Hilaree Nelson, American ski mountaineer, the first woman to summit two 8000-meter peaks (Everest and Lhotse) within 24 hours, and “the 25 Most Adventurous Women of the Past 25 Years” died in the Himalayas this month. She was given an emotive cremation, but in Buddhist Sherpa tradition in Kathmandu not in her country of birth the US. Instead of Christian priests, Buddhist monks presided over a traditional ceremony attended by family members, friends, and government officials at Nepal’s capital. Monks lit a pyre, playing musical instruments and chanting prayers, while mourners lit incense.
In 2012 Nelson became the first woman to climb Everest (8,849m; 29,032 feet) and its neighbor, Lhotse (8,516m), within 24 hours. Six years later she was back on Lhotse, and she and her partner, Jim Morrison, became the first to ski down the mountain. But only four years later, on 26 September 2022, the couple was skiing down another Himalaya’s highest Mountain, Manaslu (8,163m), when they faced an avalanche that swept Nelson over a cliff to her death, at the age of 49.

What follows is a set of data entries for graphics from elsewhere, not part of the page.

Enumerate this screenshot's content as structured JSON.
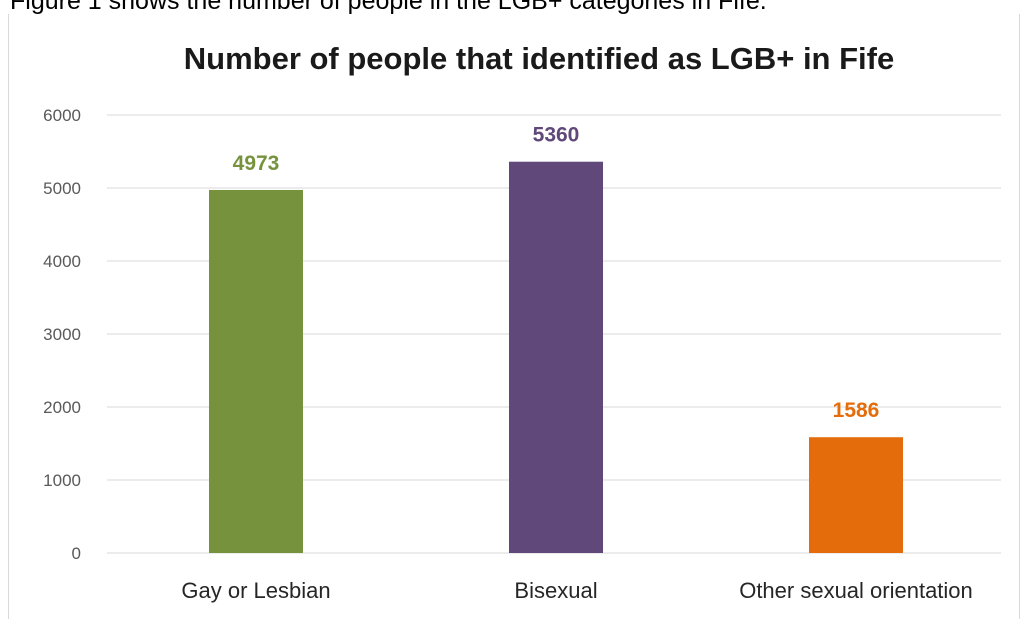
{
  "caption": "Figure 1 shows the number of people in the LGB+ categories in Fife.",
  "chart_data": {
    "type": "bar",
    "title": "Number of people that identified as LGB+ in Fife",
    "categories": [
      "Gay or Lesbian",
      "Bisexual",
      "Other sexual orientation"
    ],
    "values": [
      4973,
      5360,
      1586
    ],
    "data_labels": [
      "4973",
      "5360",
      "1586"
    ],
    "colors": [
      "#76923c",
      "#60497a",
      "#e46c0a"
    ],
    "ylim": [
      0,
      6000
    ],
    "yticks": [
      "0",
      "1000",
      "2000",
      "3000",
      "4000",
      "5000",
      "6000"
    ],
    "ytick_values": [
      0,
      1000,
      2000,
      3000,
      4000,
      5000,
      6000
    ],
    "grid": true,
    "gridline_color": "#d9d9d9",
    "legend": "none"
  }
}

Born in 1972, in Seattle, Nelson started skiing at Stevens Pass at the age of three. She was a team member on the 2012 Montana State University Everest Education Expedition. Nelson was a National Geographic Explorers grant recipient, a member of over 40 expeditions, and had first ski descents in many countries. Her writing has been featured in prestigious publications like National Geographic Adventure.
Nelson was a giant in her field, one of the most accomplished ski mountaineers in the world, a mother of two boys, a mentor to many, and an inspiration to more. The environments she thrived in, remote high alpine regions that she explored on foot and by ski, are inherently inhospitable to human life. Something was different about Nelson—her formidable physical strength, her calm, resonant demeanor, and the many years that she has safely traveled through treacherous terrain— seemed to give her an air of invincibility. “I and every mountain person alive today feel the roar of a big spirit passing,” wrote climber Will Gadd in a tribute.
Probably Nelson had a premonition about her impending death. Few days before her sad demise she wrote an Instagram post about the challenges of the trip along with pictures of the expedition. “I haven’t felt as sure-footed on Manaslu as I have on past adventures into the thin atmosphere of the high Himalaya,” she wrote, mentioning the bad weather which has plagued climbers in recent days. “These past weeks have tested my resilience in new ways.” Her life climbing partner Morrison said, “We went up high and tried hard but the mountain said no.”